TAGS: #chinese
It’s been quite a decade. From geographies coming together, to trade blocs being the new continents, to the Brexit U-turn; the world has witnessed implications of globalization in many forms. Many countries started hesitantly and then turned the tack to join the new wave. Many countries travelled vice versa. But the net outcome is that markets have undergone a new shift altogether and that includes even very-well-cemented walled gardens like China and Russia.
Chinese consumers, in particular, have thrown open a new bag of opportunities enveloped with peculiar challenges. This is a market that does not easily encourage players across the Great walls of the indigenous business. But this is also a market teeming with demand and appetite for new culture icons from the far West and for brands that have made a universal impact. The young population here has demonstrated with its new-found taste and choices that it is bustling with the need for new brands, new products, and new lifestyle leaps. The need for language translators, thus, need not be overemphasized.

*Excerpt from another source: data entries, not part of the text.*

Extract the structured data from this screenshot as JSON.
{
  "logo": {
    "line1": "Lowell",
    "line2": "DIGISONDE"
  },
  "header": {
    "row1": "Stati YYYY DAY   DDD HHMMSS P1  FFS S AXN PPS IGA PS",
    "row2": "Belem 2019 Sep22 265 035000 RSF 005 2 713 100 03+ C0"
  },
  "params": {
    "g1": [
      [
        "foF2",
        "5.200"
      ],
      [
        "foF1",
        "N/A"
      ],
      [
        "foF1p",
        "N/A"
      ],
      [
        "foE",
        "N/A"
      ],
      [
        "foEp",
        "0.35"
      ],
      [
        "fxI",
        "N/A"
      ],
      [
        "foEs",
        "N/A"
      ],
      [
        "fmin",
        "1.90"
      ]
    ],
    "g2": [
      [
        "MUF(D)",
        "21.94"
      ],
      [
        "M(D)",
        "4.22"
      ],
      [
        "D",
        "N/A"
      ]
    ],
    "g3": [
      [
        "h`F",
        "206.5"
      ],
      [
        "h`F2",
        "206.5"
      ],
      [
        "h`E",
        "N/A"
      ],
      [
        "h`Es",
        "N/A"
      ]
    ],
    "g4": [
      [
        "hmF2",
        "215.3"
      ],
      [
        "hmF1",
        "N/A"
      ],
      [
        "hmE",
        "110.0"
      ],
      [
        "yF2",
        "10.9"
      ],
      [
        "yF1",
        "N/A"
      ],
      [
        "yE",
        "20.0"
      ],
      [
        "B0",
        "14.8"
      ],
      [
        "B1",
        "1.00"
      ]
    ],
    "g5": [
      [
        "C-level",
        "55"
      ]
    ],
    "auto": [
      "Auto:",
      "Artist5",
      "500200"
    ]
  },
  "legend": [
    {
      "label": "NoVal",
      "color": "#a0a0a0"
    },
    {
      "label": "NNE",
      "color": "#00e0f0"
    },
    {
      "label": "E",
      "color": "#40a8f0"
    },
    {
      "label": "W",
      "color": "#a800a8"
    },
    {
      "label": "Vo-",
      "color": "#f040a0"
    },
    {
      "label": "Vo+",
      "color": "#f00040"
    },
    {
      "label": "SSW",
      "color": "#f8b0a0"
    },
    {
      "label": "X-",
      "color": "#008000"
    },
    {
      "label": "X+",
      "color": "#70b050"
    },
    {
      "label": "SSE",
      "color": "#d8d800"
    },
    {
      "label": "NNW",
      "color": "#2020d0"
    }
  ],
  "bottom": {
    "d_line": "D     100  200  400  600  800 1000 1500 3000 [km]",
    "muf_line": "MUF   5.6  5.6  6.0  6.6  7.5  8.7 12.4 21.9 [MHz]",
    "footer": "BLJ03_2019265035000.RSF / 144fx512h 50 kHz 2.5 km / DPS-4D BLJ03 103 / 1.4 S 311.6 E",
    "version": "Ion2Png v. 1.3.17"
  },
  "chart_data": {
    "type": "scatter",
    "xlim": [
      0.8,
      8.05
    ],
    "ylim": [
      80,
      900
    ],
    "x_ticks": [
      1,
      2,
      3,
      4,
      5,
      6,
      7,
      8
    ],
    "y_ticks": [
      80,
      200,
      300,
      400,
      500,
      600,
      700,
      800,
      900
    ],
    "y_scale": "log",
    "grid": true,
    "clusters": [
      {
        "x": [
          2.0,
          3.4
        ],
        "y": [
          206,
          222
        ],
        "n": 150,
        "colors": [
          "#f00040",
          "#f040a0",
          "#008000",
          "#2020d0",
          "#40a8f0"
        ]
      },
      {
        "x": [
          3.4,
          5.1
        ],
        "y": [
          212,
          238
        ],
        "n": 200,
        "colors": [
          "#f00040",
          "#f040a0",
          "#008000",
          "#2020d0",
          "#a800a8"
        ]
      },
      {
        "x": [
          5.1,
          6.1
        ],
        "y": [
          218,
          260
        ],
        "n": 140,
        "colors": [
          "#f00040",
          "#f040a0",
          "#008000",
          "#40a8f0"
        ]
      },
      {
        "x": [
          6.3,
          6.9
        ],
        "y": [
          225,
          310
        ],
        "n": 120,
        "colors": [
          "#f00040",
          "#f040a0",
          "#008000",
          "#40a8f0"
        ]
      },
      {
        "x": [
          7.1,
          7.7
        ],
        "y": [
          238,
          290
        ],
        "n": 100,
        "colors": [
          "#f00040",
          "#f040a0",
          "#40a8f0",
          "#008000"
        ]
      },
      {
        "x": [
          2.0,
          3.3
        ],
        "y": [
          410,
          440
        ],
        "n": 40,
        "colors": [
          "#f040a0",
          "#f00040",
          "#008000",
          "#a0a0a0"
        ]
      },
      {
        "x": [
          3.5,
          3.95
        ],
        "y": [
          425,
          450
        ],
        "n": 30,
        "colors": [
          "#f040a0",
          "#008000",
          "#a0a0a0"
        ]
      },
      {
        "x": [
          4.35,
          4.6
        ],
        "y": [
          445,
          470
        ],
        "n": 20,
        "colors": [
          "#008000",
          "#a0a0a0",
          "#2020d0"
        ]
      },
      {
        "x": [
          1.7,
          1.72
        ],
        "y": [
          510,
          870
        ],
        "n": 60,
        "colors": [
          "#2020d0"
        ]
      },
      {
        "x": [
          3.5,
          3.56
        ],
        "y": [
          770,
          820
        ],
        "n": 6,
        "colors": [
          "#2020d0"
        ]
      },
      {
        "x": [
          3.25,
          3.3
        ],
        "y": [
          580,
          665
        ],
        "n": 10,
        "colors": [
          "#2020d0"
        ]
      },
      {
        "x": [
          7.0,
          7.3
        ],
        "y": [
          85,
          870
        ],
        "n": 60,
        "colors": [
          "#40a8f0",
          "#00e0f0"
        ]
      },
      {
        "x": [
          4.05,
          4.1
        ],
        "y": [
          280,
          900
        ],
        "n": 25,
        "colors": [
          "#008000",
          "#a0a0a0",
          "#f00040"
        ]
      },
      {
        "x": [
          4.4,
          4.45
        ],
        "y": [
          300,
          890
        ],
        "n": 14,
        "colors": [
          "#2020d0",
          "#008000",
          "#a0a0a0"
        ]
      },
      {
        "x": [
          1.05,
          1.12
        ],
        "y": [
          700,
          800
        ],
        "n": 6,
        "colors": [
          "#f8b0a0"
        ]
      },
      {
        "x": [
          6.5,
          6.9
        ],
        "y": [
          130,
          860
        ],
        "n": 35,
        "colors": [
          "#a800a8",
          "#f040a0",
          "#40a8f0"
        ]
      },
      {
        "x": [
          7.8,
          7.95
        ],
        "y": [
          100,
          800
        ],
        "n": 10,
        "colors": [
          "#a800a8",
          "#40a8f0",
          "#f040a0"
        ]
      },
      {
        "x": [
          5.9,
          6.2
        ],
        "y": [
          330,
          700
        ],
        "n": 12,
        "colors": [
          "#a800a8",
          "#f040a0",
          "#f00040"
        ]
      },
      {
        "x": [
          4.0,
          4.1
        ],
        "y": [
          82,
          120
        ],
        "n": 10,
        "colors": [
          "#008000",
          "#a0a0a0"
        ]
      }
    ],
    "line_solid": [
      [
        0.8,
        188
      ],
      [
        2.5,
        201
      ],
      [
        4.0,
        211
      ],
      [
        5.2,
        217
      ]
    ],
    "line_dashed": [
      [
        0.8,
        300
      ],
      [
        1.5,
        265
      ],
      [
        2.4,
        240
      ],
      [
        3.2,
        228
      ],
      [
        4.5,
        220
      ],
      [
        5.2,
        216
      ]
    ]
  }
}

It presents a never-before chance to set a good foothold in this vast, ever-vibrant, billions-of- people market. But this foothold can get equally slippery. China still remains deeply-rooted and passionate about its legacy, social lineage, and way of absorbing other cultures. It has to be navigated with due respect and caution when it comes to the many finer details of language, lifestyle, customs, culture and habits here.

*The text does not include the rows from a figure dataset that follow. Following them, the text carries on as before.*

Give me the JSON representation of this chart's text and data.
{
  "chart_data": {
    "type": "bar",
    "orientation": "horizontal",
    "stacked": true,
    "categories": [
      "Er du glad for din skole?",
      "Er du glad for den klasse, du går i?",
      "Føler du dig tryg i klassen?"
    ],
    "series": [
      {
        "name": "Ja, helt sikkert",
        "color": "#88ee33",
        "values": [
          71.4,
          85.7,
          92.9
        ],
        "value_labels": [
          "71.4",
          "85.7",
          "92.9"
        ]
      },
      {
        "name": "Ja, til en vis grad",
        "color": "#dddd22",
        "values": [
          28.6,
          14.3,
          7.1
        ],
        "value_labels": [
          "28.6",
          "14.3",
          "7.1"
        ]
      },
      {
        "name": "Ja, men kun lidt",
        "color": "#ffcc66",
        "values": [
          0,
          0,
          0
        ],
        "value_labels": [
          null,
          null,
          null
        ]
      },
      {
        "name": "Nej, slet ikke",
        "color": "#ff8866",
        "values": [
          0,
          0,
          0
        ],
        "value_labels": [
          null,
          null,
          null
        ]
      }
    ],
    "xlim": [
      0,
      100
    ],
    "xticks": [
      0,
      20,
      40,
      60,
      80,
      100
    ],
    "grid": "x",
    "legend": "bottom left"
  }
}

There is no way that a standard global script or strategy for translation can work in a unique and challenging market like this. The broad strategy for translating English to Chinese and vice versa as well as the tactical execution would have to be fitted closely in the special grooves that this market rolls in. The translation work is a huge opportunity to reach out and expand one’s impact but done with neglect or casual strokes, this very step can bounce into a tremendous disadvantage. An agency with average language translators with no experience on what can go wrong is as good as using a run-of-the-mill computer tool to do the task.
The floors are icy and greasy here, more so given the fact that even a slight misstep in translation can transform into a gross blunder. Many brands have hurt their reputation due to wrong translation. The language is different and has many tricky intricacies that have to be mastered with a long-standing passion and rigorous practice. There is ample room for misinterpretation and wrong connotations during the translation process and many brands, including the most loved ones globally, had to pay the price of translation errors in this market.

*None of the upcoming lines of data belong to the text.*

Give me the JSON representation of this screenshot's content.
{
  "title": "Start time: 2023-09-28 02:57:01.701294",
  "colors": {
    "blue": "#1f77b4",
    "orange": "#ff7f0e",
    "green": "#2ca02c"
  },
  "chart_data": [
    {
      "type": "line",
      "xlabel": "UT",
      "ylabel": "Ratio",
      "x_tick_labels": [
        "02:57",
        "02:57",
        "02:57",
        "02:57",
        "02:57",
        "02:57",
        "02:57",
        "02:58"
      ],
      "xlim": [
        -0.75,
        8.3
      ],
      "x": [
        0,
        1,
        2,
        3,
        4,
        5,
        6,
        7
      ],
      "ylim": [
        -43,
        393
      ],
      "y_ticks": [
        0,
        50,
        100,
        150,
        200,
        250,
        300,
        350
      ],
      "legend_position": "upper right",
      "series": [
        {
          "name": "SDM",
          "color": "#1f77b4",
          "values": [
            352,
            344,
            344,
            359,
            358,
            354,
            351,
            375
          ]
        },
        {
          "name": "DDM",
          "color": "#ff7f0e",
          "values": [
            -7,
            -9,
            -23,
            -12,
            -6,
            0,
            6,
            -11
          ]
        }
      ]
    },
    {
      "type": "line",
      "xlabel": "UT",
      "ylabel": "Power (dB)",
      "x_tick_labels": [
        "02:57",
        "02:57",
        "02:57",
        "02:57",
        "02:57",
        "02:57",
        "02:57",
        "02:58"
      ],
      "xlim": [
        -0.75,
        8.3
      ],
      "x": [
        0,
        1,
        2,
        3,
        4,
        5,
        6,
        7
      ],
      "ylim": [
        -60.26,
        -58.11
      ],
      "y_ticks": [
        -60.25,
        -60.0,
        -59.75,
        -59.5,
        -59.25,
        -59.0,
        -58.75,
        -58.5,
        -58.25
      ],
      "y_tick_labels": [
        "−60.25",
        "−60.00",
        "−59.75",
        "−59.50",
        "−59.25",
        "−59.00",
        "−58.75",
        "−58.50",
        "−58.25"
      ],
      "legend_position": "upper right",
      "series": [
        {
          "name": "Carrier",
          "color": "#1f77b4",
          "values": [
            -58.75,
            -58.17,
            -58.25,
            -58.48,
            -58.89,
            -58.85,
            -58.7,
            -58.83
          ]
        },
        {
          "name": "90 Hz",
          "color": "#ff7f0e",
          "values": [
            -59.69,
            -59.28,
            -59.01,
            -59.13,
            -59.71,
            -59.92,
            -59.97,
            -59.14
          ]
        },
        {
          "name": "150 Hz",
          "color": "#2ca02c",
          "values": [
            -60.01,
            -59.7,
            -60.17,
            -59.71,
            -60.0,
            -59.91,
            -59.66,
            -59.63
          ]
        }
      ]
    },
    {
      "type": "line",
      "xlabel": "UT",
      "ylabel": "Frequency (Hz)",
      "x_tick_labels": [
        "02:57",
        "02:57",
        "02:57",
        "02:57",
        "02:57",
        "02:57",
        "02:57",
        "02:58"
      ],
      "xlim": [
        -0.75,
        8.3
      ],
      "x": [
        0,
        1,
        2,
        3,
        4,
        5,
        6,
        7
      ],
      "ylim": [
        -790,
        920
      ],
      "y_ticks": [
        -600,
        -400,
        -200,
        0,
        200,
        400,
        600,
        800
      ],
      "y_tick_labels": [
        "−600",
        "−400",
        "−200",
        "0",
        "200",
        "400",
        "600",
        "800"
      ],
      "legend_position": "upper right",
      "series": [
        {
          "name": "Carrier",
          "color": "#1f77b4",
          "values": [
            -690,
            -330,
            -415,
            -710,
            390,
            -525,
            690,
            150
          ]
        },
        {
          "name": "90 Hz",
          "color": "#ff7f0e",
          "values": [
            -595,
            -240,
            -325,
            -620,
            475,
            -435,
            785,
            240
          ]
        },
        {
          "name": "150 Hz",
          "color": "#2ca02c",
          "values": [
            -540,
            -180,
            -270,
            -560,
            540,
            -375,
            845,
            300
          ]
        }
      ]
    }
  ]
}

The way forward for the Chinese market
It is better to undertake a native approach for a market as crucial and ambivalent as this. A good and firm grip on the cultural sub-text as well as huge respect for the differences between Chinese and Western lifestyles would be paramount to start with. It is no use applying machine translation or proxy software or vanilla translators here. Language translators would need to have more than technical expertise in each language to avoid twisted pitfalls and risk mistranslation.
The market is bursting with new segments and demand curves but the process would be half-accomplished unless the brand speaks to this market in a language and a tone that they are conversant with. This means everything – from marketing messages, billboards, advertisements, website content, software code, app information, manuals, documents, compliance work, etc., to be taken under a fine lens of translation.
Translate English to Chinese but make sure that no unintended meanings crawl inside the process. If they do, the opportunity lost is huge. Hire only the best language service provider to ensure you sail smoothly in the land of the dragon.